- Born: February 10, 1924 Bradford, Pennsylvania, US
- Died: November 30, 2002 (aged 78)
- Education: Pratt Institute
- Occupation: author of children's books
- Known for: The Littles, The Secret-Hide Out
- Spouse: Holly (Simmonds)
- Children: 4

= John Peterson (author) =

American writer (1924–2002)

John Lawrence Peterson (February 10, 1924 - November 30, 2002) was an American author of children's books. He is best known as the creator of The Littles, which began as a series of books in 1967, later adapted into an animated cartoon series by DiC Entertainment. Peterson was also the author of The Secret Hide-Out, a popular Scholastic Books title in the 1960s and 1970s.

==Biography==
Peterson was born in Bradford, Pennsylvania on February 10, 1924, and attended Pratt Institute before volunteering and serving as a paratrooper of the 11th Airborne Division in World War II. After the war, he returned to Pratt Institute and graduated in 1948. He lived in the Clinton Hill district of Brooklyn, New York with his wife Holly (Simmonds), also a Pratt graduate, where he had sons Chris (John Christopher), Matthew James, and Joel David Barnes, and a daughter Elizabeth Holly. Peterson later moved to Hankins, New York. Peterson died on November 30, 2002 at the age of seventy-eight. He had ten grandchildren, nine of whom were his son John Christopher's with his wife Susan Ferwerda (married 1973); William Lawrence (b. 1974), Joan Winifred, Carl Henry, Emily Susan (b.1978), Lars Andrew (b. 1980) Margaret Bromilow (b.1982), John Matthew (b.1983), Mark Ole (b.1985), and Kristin Lily (b.1989). His daughter Elizabeth Holly adopted a son, Samuel with her partner Jean.

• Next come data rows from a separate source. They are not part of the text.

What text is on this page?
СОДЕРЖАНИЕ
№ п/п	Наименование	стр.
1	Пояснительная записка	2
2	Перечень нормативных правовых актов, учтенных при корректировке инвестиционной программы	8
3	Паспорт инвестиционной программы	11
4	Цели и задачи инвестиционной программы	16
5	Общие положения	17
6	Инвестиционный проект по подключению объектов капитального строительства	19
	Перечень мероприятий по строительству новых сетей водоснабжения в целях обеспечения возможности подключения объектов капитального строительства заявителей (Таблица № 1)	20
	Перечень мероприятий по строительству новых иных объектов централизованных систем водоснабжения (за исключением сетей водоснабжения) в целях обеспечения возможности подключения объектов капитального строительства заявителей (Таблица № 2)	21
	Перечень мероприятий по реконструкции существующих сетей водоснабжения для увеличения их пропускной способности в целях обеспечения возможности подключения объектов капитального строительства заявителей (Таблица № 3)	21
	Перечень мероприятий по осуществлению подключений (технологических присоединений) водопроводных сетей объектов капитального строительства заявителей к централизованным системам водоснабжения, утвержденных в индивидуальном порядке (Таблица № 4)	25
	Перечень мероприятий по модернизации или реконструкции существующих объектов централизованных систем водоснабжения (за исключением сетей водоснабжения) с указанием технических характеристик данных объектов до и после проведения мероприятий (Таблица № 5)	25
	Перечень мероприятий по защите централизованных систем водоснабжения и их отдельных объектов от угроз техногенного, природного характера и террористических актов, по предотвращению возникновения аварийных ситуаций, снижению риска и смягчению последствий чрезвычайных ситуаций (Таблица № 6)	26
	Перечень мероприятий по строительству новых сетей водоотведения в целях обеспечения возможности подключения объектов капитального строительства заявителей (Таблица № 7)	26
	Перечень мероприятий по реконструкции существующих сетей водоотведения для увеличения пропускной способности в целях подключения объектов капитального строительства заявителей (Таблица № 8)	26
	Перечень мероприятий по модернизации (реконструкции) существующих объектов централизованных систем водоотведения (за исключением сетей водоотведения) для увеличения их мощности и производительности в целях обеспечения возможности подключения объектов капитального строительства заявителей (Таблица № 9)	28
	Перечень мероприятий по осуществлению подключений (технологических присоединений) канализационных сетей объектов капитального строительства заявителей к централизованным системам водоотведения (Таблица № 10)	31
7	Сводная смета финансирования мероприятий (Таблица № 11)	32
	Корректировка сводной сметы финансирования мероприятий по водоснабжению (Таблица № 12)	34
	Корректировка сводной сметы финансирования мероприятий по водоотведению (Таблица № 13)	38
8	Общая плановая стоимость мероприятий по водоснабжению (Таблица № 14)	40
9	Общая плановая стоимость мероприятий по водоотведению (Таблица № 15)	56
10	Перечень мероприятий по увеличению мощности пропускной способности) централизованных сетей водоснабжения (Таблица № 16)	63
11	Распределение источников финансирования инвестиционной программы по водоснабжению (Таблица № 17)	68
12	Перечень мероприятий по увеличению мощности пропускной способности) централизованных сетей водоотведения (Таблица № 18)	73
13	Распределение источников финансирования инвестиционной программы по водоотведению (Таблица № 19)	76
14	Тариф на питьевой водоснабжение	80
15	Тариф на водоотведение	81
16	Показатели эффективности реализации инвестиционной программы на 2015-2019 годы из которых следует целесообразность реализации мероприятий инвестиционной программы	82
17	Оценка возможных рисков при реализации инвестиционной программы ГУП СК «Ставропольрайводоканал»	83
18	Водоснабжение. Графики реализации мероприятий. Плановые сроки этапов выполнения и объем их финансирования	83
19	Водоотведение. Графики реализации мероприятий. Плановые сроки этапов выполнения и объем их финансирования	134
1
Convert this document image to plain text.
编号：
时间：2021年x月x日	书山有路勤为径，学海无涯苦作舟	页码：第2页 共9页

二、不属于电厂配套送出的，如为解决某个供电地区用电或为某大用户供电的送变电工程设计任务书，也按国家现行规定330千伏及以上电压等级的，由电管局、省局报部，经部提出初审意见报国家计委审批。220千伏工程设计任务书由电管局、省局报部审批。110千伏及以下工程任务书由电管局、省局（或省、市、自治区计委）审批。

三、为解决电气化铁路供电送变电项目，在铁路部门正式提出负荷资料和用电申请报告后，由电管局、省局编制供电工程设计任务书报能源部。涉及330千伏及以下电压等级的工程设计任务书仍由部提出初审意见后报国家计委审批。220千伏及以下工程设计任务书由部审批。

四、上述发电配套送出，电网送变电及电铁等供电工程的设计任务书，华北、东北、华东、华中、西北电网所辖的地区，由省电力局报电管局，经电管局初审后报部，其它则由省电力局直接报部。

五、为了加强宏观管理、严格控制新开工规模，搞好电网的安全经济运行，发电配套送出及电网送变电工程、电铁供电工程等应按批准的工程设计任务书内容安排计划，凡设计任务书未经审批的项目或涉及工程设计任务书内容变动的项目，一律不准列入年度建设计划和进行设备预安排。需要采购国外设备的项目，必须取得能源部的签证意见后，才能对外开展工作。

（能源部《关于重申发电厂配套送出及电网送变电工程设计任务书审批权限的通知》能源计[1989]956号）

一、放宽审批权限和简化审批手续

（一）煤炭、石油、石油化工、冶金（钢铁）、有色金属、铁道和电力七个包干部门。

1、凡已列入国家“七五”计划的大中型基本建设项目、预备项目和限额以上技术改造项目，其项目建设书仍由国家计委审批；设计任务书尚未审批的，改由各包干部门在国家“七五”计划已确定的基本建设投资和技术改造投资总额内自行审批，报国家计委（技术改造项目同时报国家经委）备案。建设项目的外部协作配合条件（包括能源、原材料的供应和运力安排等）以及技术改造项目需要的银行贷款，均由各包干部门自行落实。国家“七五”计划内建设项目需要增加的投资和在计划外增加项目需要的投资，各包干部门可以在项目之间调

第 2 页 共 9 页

John Peterson was an illustrator for advertising and magazines for two decades before writing his first book, Tony's Treasure Hunt, later renamed Terry's Treasure Hunt. Another Peterson title is How to Write Codes and Send Secret Messages featuring such tricks as mirror writing, the reverse mirror code, and the use of invisible ink.

During his lifetime, he spoke at US elementary schools, volunteered for the Boy Scouts and directed a Sunday school class with his wife Holly at an Episcopal church.